St. Kitts And Nevis Calls On International Partners To Help Developing Countries To Bridge Digital Divide
(St. Kitts and Nevis Information Service Press Release) St. Kitts and Nevis has called on international partners, particularly industrialised nations, to do more to help countries in the Caribbean, Latin America and Africa to close the digital divide as efforts to enhance gender equality are pursued.
Minister of State responsible for Gender Affairs, the Honourable Isalean Phillip, highlighted this issue as she addressed the 67th Session for the Commission on the Status of Women (CSW67). The meeting is the United Nation’s largest annual gathering on gender equality and women’s empowerment and runs from March 06 to 17, 2023. It is being held in New York under the priority theme of:
“Innovation and Technological Change, and Education in the Digital age for Achieving Gender Equality and the Empowerment of Rural Women and Girls.”
In addressing delegates on Monday evening (March 13, 2023), Honourable Phillip noted that the St. Kitts and Nevis government has made significant strides in proactively appointing women as leaders in Parliament, statutory boards and corporations. It has also enjoyed success in shaping inclusive cultures and representational spaces for women and girls in Information and Communication Technologies (ICTs) as well as Science, Technology, Engineering and Mathematics (STEM).
However, she pointed out that globally, there is a disproportionate impact of the unequal distribution and ownership of innovative technology and intellectual property.

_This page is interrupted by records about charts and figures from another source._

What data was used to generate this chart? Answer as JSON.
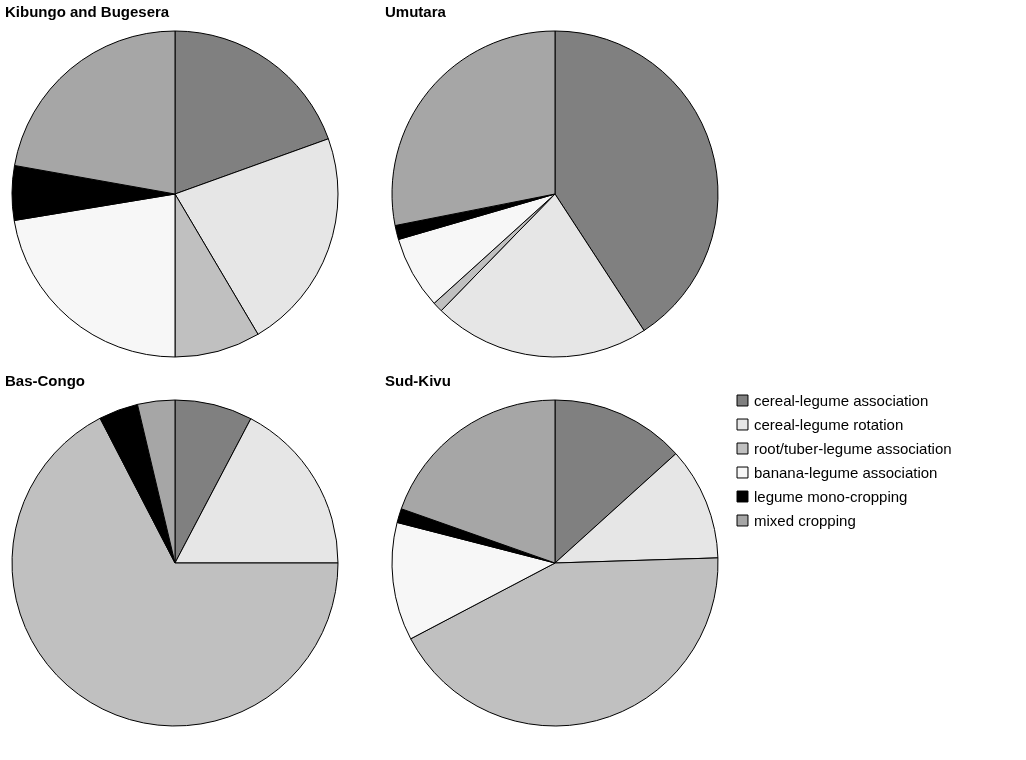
{
  "chart_data": [
    {
      "type": "pie",
      "title": "Kibungo and Bugesera",
      "categories": [
        null,
        null,
        null,
        null,
        null,
        null
      ],
      "values": [
        19.5,
        22,
        8.5,
        22.4,
        5.4,
        22.2
      ],
      "colors": [
        "#808080",
        "#e6e6e6",
        "#c0c0c0",
        "#f7f7f7",
        "#000000",
        "#a6a6a6"
      ]
    },
    {
      "type": "pie",
      "title": "Umutara",
      "categories": [
        null,
        null,
        null,
        null,
        null,
        null
      ],
      "values": [
        40.8,
        21.5,
        1,
        7.2,
        1.4,
        28.1
      ],
      "colors": [
        "#808080",
        "#e6e6e6",
        "#c0c0c0",
        "#f7f7f7",
        "#000000",
        "#a6a6a6"
      ]
    },
    {
      "type": "pie",
      "title": "Bas-Congo",
      "categories": [
        null,
        null,
        null,
        null,
        null
      ],
      "values": [
        7.7,
        17.3,
        67.4,
        3.9,
        3.7
      ],
      "colors": [
        "#808080",
        "#e6e6e6",
        "#c0c0c0",
        "#000000",
        "#a6a6a6"
      ]
    },
    {
      "type": "pie",
      "title": "Sud-Kivu",
      "categories": [
        "cereal-legume association",
        "cereal-legume rotation",
        "root/tuber-legume association",
        "banana-legume association",
        "legume mono-cropping",
        "mixed cropping"
      ],
      "values": [
        13.3,
        11.2,
        42.8,
        11.7,
        1.4,
        19.6
      ],
      "colors": [
        "#808080",
        "#e6e6e6",
        "#c0c0c0",
        "#f7f7f7",
        "#000000",
        "#a6a6a6"
      ],
      "legend": "right"
    }
  ]
}
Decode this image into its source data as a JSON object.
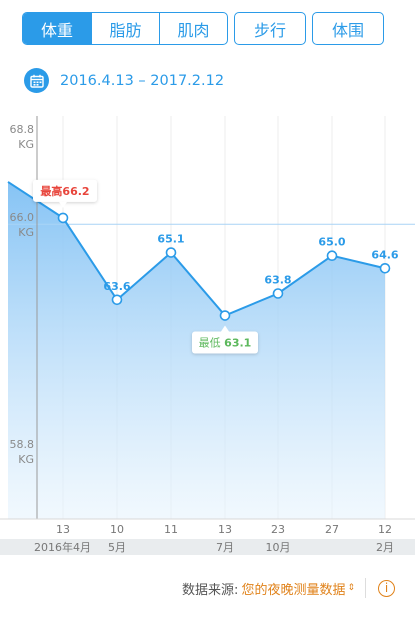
{
  "tabs_group1": [
    {
      "label": "体重",
      "active": true
    },
    {
      "label": "脂肪",
      "active": false
    },
    {
      "label": "肌肉",
      "active": false
    }
  ],
  "tab_steps": "步行",
  "tab_girth": "体围",
  "date_range": "2016.4.13 – 2017.2.12",
  "chart_data": {
    "type": "area",
    "unit": "KG",
    "y_ticks": [
      "68.8",
      "66.0",
      "58.8"
    ],
    "ylim": [
      58.8,
      68.8
    ],
    "points": [
      {
        "day": "13",
        "value": 66.2
      },
      {
        "day": "10",
        "value": 63.6
      },
      {
        "day": "11",
        "value": 65.1
      },
      {
        "day": "13",
        "value": 63.1
      },
      {
        "day": "23",
        "value": 63.8
      },
      {
        "day": "27",
        "value": 65.0
      },
      {
        "day": "12",
        "value": 64.6
      }
    ],
    "month_labels": [
      "2016年4月",
      "5月",
      "",
      "7月",
      "10月",
      "",
      "2月"
    ],
    "max_label": "最高",
    "max_value": "66.2",
    "min_label": "最低",
    "min_value": "63.1",
    "colors": {
      "line": "#2b9be8",
      "max": "#e8453c",
      "min": "#5cb85c"
    }
  },
  "footer": {
    "source_label": "数据来源:",
    "source_value": "您的夜晚测量数据"
  }
}
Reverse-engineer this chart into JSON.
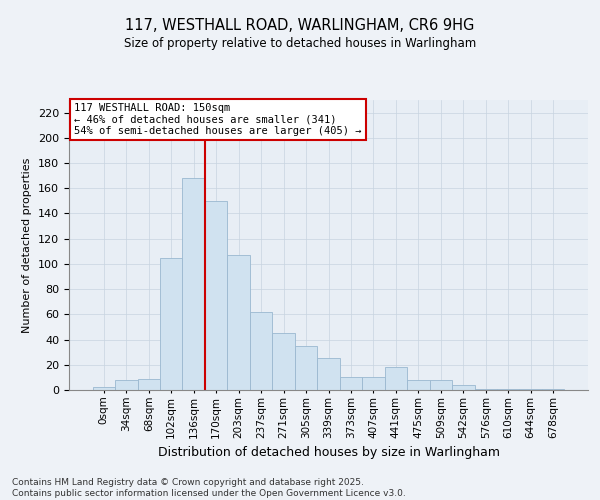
{
  "title": "117, WESTHALL ROAD, WARLINGHAM, CR6 9HG",
  "subtitle": "Size of property relative to detached houses in Warlingham",
  "xlabel": "Distribution of detached houses by size in Warlingham",
  "ylabel": "Number of detached properties",
  "bar_color": "#d0e2f0",
  "bar_edge_color": "#9ab8d0",
  "marker_color": "#cc0000",
  "annotation_box_color": "#cc0000",
  "categories": [
    "0sqm",
    "34sqm",
    "68sqm",
    "102sqm",
    "136sqm",
    "170sqm",
    "203sqm",
    "237sqm",
    "271sqm",
    "305sqm",
    "339sqm",
    "373sqm",
    "407sqm",
    "441sqm",
    "475sqm",
    "509sqm",
    "542sqm",
    "576sqm",
    "610sqm",
    "644sqm",
    "678sqm"
  ],
  "values": [
    2,
    8,
    9,
    105,
    168,
    150,
    107,
    62,
    45,
    35,
    25,
    10,
    10,
    18,
    8,
    8,
    4,
    1,
    1,
    1,
    1
  ],
  "property_bin_index": 5,
  "annotation_text": "117 WESTHALL ROAD: 150sqm\n← 46% of detached houses are smaller (341)\n54% of semi-detached houses are larger (405) →",
  "ylim": [
    0,
    230
  ],
  "yticks": [
    0,
    20,
    40,
    60,
    80,
    100,
    120,
    140,
    160,
    180,
    200,
    220
  ],
  "footer_text": "Contains HM Land Registry data © Crown copyright and database right 2025.\nContains public sector information licensed under the Open Government Licence v3.0.",
  "background_color": "#eef2f7",
  "plot_bg_color": "#e8eef5",
  "grid_color": "#c8d4e0"
}
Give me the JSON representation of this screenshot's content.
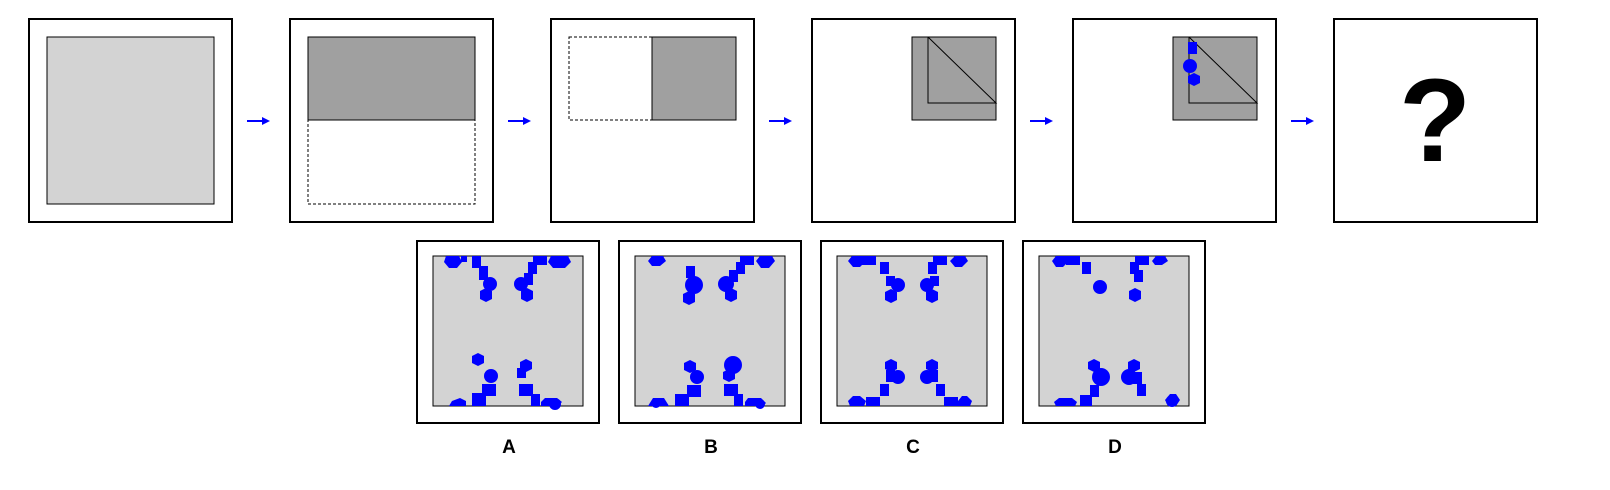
{
  "puzzle": {
    "question_mark": "?",
    "options": [
      {
        "label": "A"
      },
      {
        "label": "B"
      },
      {
        "label": "C"
      },
      {
        "label": "D"
      }
    ]
  },
  "colors": {
    "paper": "#d3d3d3",
    "folded": "#a0a0a0",
    "hole": "#0000ff",
    "arrow": "#0000ff",
    "frame": "#000000"
  }
}
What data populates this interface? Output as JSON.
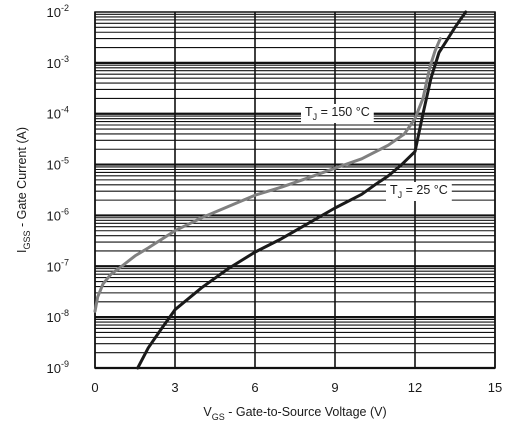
{
  "chart_data": {
    "type": "line",
    "xlabel": {
      "main": "V",
      "sub": "GS",
      "rest": " - Gate-to-Source Voltage (V)"
    },
    "ylabel": {
      "main": "I",
      "sub": "GSS",
      "rest": " - Gate Current (A)"
    },
    "xlim": [
      0,
      15
    ],
    "ylim": [
      1e-09,
      0.01
    ],
    "yscale": "log",
    "xticks": [
      "0",
      "3",
      "6",
      "9",
      "12",
      "15"
    ],
    "yticks": [
      {
        "base": "10",
        "exp": "-9"
      },
      {
        "base": "10",
        "exp": "-8"
      },
      {
        "base": "10",
        "exp": "-7"
      },
      {
        "base": "10",
        "exp": "-6"
      },
      {
        "base": "10",
        "exp": "-5"
      },
      {
        "base": "10",
        "exp": "-4"
      },
      {
        "base": "10",
        "exp": "-3"
      },
      {
        "base": "10",
        "exp": "-2"
      }
    ],
    "grid": true,
    "series": [
      {
        "name_main": "T",
        "name_sub": "J",
        "name_rest": " = 150 °C",
        "color": "#808080",
        "x": [
          0.0,
          0.1,
          0.3,
          0.6,
          1.0,
          1.5,
          2.0,
          3.0,
          4.0,
          5.0,
          6.0,
          7.0,
          8.0,
          9.0,
          10.0,
          11.0,
          11.6,
          12.0,
          12.3,
          12.55,
          12.75,
          12.95
        ],
        "y": [
          1.3e-08,
          2.5e-08,
          4.5e-08,
          7e-08,
          1e-07,
          1.6e-07,
          2.3e-07,
          5e-07,
          9e-07,
          1.5e-06,
          2.5e-06,
          3.6e-06,
          5.5e-06,
          8.5e-06,
          1.3e-05,
          2.4e-05,
          4e-05,
          8e-05,
          0.0002,
          0.0008,
          0.0017,
          0.003
        ]
      },
      {
        "name_main": "T",
        "name_sub": "J",
        "name_rest": " = 25 °C",
        "color": "#1a1a1a",
        "x": [
          1.6,
          2.0,
          2.5,
          3.0,
          4.0,
          5.0,
          6.0,
          7.0,
          8.0,
          9.0,
          10.0,
          10.5,
          11.0,
          11.5,
          12.0,
          12.3,
          12.6,
          12.9,
          13.2,
          13.5,
          13.9
        ],
        "y": [
          1e-09,
          2.5e-09,
          6e-09,
          1.4e-08,
          3.8e-08,
          9e-08,
          1.9e-07,
          3.5e-07,
          7e-07,
          1.4e-06,
          2.6e-06,
          4e-06,
          6e-06,
          1e-05,
          1.8e-05,
          0.0001,
          0.0005,
          0.0016,
          0.0028,
          0.005,
          0.01
        ]
      }
    ]
  }
}
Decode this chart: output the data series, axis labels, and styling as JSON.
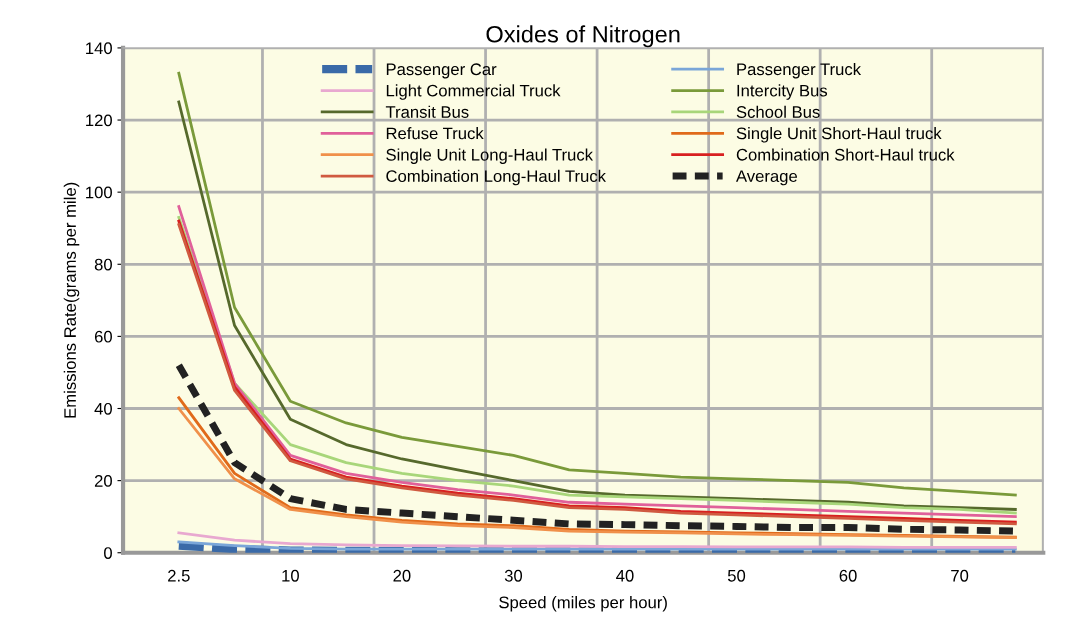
{
  "chart_data": {
    "type": "line",
    "title": "Oxides of Nitrogen",
    "xlabel": "Speed (miles per hour)",
    "ylabel": "Emissions Rate(grams per mile)",
    "categories": [
      "2.5",
      null,
      "10",
      null,
      "20",
      null,
      "30",
      null,
      "40",
      null,
      "50",
      null,
      "60",
      null,
      "70",
      null
    ],
    "ylim": [
      0,
      140
    ],
    "yticks": [
      0,
      20,
      40,
      60,
      80,
      100,
      120,
      140
    ],
    "grid": true,
    "legend": "top",
    "marker": "none",
    "series": [
      {
        "name": "Passenger Car",
        "color": "#3a6aa8",
        "line_style": "dashed",
        "values": [
          2,
          1,
          0.6,
          0.5,
          0.5,
          0.4,
          0.4,
          0.4,
          0.4,
          0.4,
          0.4,
          0.4,
          0.4,
          0.4,
          0.4,
          0.4
        ]
      },
      {
        "name": "Passenger Truck",
        "color": "#7aa6d8",
        "line_style": "solid",
        "values": [
          3,
          2,
          1.2,
          1,
          1,
          1,
          1,
          1,
          1,
          1,
          1,
          1,
          1,
          1,
          1,
          1
        ]
      },
      {
        "name": "Light Commercial Truck",
        "color": "#e8a8d0",
        "line_style": "solid",
        "values": [
          5.5,
          3.5,
          2.5,
          2.2,
          2,
          1.9,
          1.8,
          1.8,
          1.7,
          1.7,
          1.6,
          1.6,
          1.6,
          1.5,
          1.5,
          1.5
        ]
      },
      {
        "name": "Intercity Bus",
        "color": "#7a9a3a",
        "line_style": "solid",
        "values": [
          133,
          68,
          42,
          36,
          32,
          29.5,
          27,
          23,
          22,
          21,
          20.5,
          20,
          19.5,
          18,
          17,
          16
        ]
      },
      {
        "name": "Transit Bus",
        "color": "#56692c",
        "line_style": "solid",
        "values": [
          125,
          63,
          37,
          30,
          26,
          23,
          20,
          17,
          16,
          15.5,
          15,
          14.5,
          14,
          13,
          12.5,
          12
        ]
      },
      {
        "name": "School Bus",
        "color": "#a8d67a",
        "line_style": "solid",
        "values": [
          93,
          47,
          30,
          25,
          22,
          20,
          18.5,
          16,
          15.5,
          15,
          14.5,
          14,
          13.5,
          12.5,
          12,
          11
        ]
      },
      {
        "name": "Refuse Truck",
        "color": "#e0609a",
        "line_style": "solid",
        "values": [
          96,
          47,
          27,
          22,
          19.5,
          17.5,
          16,
          14,
          13.5,
          13,
          12.5,
          12,
          11.5,
          11,
          10.5,
          10
        ]
      },
      {
        "name": "Single Unit Short-Haul truck",
        "color": "#e06a1a",
        "line_style": "solid",
        "values": [
          43,
          22,
          12.5,
          10.5,
          9,
          8,
          7.5,
          6.5,
          6,
          5.8,
          5.5,
          5.3,
          5,
          4.8,
          4.5,
          4.3
        ]
      },
      {
        "name": "Single Unit Long-Haul Truck",
        "color": "#f0904a",
        "line_style": "solid",
        "values": [
          40,
          20.5,
          12,
          10,
          8.5,
          7.5,
          7,
          6,
          5.7,
          5.5,
          5.2,
          5,
          4.8,
          4.6,
          4.4,
          4.2
        ]
      },
      {
        "name": "Combination Short-Haul truck",
        "color": "#d82020",
        "line_style": "solid",
        "values": [
          92,
          46,
          26,
          21,
          18.5,
          16.5,
          15,
          13,
          12.5,
          11.5,
          11,
          10.5,
          10,
          9.5,
          9,
          8.5
        ]
      },
      {
        "name": "Combination Long-Haul Truck",
        "color": "#d05a40",
        "line_style": "solid",
        "values": [
          91,
          45,
          25.5,
          20.5,
          18,
          16,
          14.5,
          12.5,
          12,
          11,
          10.5,
          10,
          9.5,
          9,
          8.5,
          8
        ]
      },
      {
        "name": "Average",
        "color": "#222222",
        "line_style": "dashed",
        "values": [
          52,
          25,
          15,
          12,
          11,
          10,
          9,
          8,
          7.8,
          7.5,
          7.3,
          7,
          7,
          6.5,
          6.3,
          6
        ]
      }
    ]
  }
}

“Where North America, Asia and Europe comprise most of the world’s IT industry with a collective share of 88% leaving Africa and Latin America with 6% and 5% respectively of global tech industry distribution, any effort to leverage digital technologies for the enhancement of women and girls must recognise that the spread of opportunities for transformation is unfairly limited for developing countries,” said the Minister of State.
With a clear disparity by some member states to realise the full potential for the development of digital technologies, the corresponding ripple effects negatively impact women and girls who live in small island developing states as challenges in accessing better healthcare, job opportunities, and financing.
“As we dialogue and table recommendations for prioritising digital equity to close digital divides, including the gender digital divide, I urge us to acknowledge that digital equity also requires a geopolitical lens that magnifies divides between the developed and the developing countries as distinguished by unequal creation and distribution of technologies,” Honourable Phillip added.
The government’s introduction of the one laptop per child initiative will help St. Kitts and Nevis to leverage digital technologies as a tool for 21st-century teaching and learning by equalizing access between boys and girls and across social and economic class divides.